According to Grain Growers of Canada (GGC) executive director Kyle Larkin, the cost of phosphate fertilizer, which Canada does not make, would shoot up should the Mark Carney Liberal government enact counter-tariffs to U.S. President Donald Trump’s.

Larkin said recently that there is no “domestic phosphate production here (in Canada), so we rely on imports, and the United States is our major supplier.”

“A 25% tariff on phosphate fertilizer definitely would have an impact on grain farmers,” he added.

According to Statistics Canada, from 2018 to 2023, Canada imported about 4.12 million tonnes of fertilizer from the United States. This amount included 1.46 million tonnes of monoammonium phosphates (MAP) as well as 92,027 tonnes of diammonium phosphate (DAP).

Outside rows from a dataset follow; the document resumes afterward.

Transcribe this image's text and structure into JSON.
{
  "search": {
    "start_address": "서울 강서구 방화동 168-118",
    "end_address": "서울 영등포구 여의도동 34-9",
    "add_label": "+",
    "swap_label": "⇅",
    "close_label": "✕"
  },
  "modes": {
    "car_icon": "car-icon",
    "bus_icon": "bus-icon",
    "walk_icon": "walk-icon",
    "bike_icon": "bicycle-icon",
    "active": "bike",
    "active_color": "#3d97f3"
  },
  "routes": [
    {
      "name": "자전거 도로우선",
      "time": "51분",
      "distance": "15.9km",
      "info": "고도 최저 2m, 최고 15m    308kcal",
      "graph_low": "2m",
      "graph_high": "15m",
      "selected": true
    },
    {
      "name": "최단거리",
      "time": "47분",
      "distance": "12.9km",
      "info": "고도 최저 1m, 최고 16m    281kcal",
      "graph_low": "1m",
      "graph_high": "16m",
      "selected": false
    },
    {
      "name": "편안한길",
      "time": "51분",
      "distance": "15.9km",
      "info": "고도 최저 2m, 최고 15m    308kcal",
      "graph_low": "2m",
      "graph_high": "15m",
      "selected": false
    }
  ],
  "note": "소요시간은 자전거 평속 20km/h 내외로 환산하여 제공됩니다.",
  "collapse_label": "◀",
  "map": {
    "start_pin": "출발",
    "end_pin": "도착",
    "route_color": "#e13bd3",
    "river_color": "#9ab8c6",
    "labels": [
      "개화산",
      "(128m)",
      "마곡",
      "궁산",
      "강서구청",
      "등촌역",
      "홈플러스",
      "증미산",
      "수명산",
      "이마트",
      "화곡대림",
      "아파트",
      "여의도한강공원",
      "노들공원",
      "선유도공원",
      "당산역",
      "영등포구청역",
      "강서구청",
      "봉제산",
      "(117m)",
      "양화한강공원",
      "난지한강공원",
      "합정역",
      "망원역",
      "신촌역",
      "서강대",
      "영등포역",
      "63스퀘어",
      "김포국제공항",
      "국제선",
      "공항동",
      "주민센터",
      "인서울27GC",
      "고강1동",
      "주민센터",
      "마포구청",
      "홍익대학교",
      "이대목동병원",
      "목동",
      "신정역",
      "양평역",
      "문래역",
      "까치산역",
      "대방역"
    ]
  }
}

Also imported were 937,000 tonnes of urea, 310,158 tonnes of ammonium nitrate, and 518,232 tonnes of needed fertilizers that have both nitrogen and phosphorus.

According to Larkin, although most farmers have purchased their fertilizer for 2025, they would be in for a rough 2026 should the 25 percent tariffs on Canadian exports by the U.S. still stand.

Larkin noted how Canadian farmers are already facing “sky-high input costs and increased government regulations and taxation.”

He said the potential “tariff on fertilizer is a massive concern.”

Trump has routinely cited Canada’s lack of action on drug trafficking and border security as the main reasons for his punishing tariffs.

About three weeks ago, Trump announced he was giving Mexico and Canada a 30-day reprieve on 25 percent export tariffs for goods covered by the United States-Mexico-Canada Agreement (USMCA) on free trade.

However, Ontario Premier Doug Ford, despite the reprieve from Trump, later threatened to impose a 25 percent electricity surcharge on three American states. Ford, however, quickly stopped his planned electricity surcharge after Trump threatened a sharp increase on Canadian steel and aluminum in response to his threats.

As it stands, Canada has in place a 25 percent counter tariff on some $30 billion of U.S. goods.

It is not yet clear how new Prime Minister Mark Carney will respond to Trump’s tariffs. However, he may announce something after he calls the next election, which he is expected to do March 23.